Jacqueline Kouwenhoven

Jacqueline en Jake
Jacqueline and Jake

For those who don’t know me, Jacqueline, a brief introduction: I was born in Wateringen in 1959, and our first encounter as a family with Africa was through two uncles of mine who worked as missionaries in Tanzania. The stories they told of that mysterious, faraway continent as well as all the artefacts they brought back with them from Africa fired my imagination.

My first chance to visit Africa came in 1980 when after completing my nurse training I visited the Pandipieri Centre in Kenya for two months. Then in 1983, at the age of 24 and after a lengthy preparation as a lay missionary, I left for Cameroon to work in a healthcare project in the diocese of Ngaoundéré, spending a total of five years there.

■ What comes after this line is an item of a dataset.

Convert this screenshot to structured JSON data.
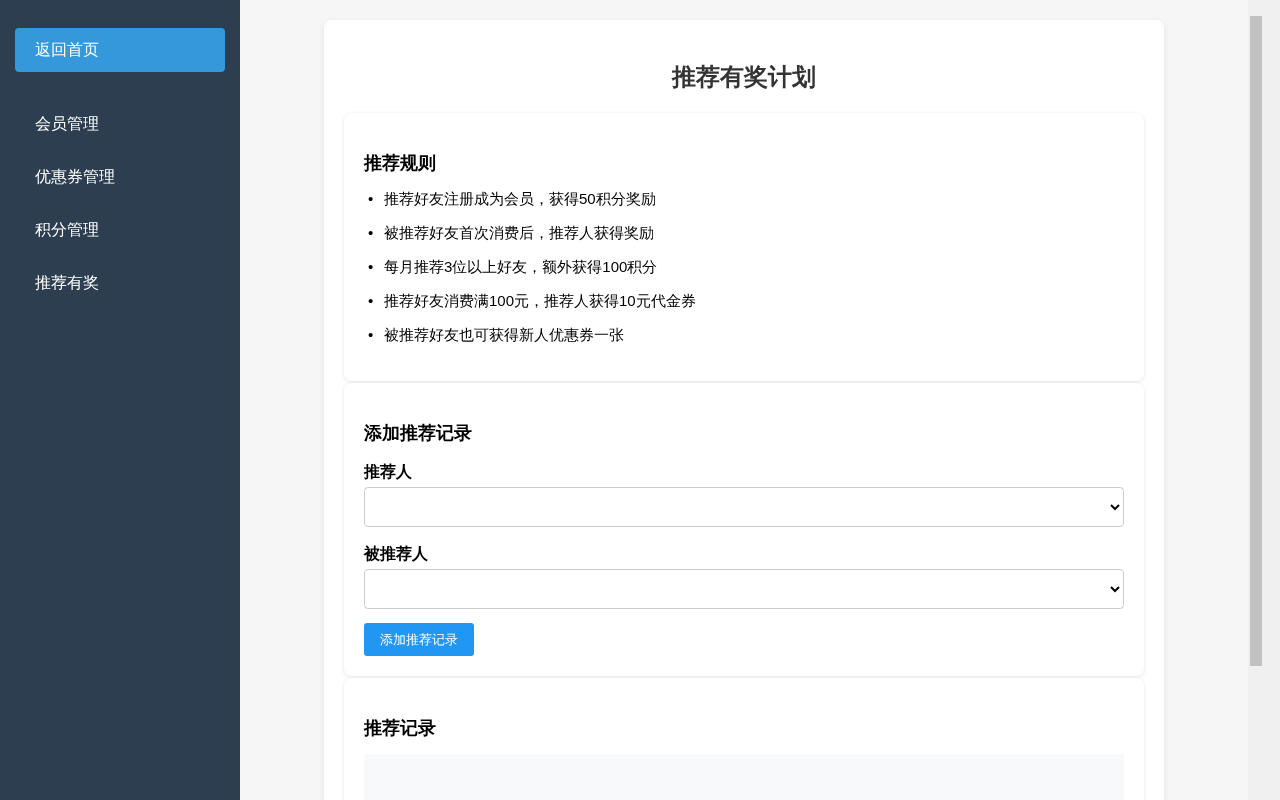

It was in Cameroon that I met my husband, John Fox, from Ireland who also worked there as an English teacher. We left Cameroon in 1988 but in the same year we were back again in Africa, in Mali, where I spent three years as a development worker within a Government healthcare project.

Once back in Europe, Africa continued to occupy my thoughts: I searched long and hard for a formula that would be able to give a new from to my ideas and experiences of both the mission and the world of development cooperation. The Eva Demaya Centre, working closely with the Eva Demaya Foundation, is that new form, and, together with John, I am deeply grateful for the chance to realise all this. It is an enormous challenge to set up the Centre and to successfully run all the different projects.

It is with the support of all those involved, both in the Netherlands and in Malawi that the journey from idea to reality for the Eva Demaya Centre has been possible, and so I thank everyone involved most sincerely.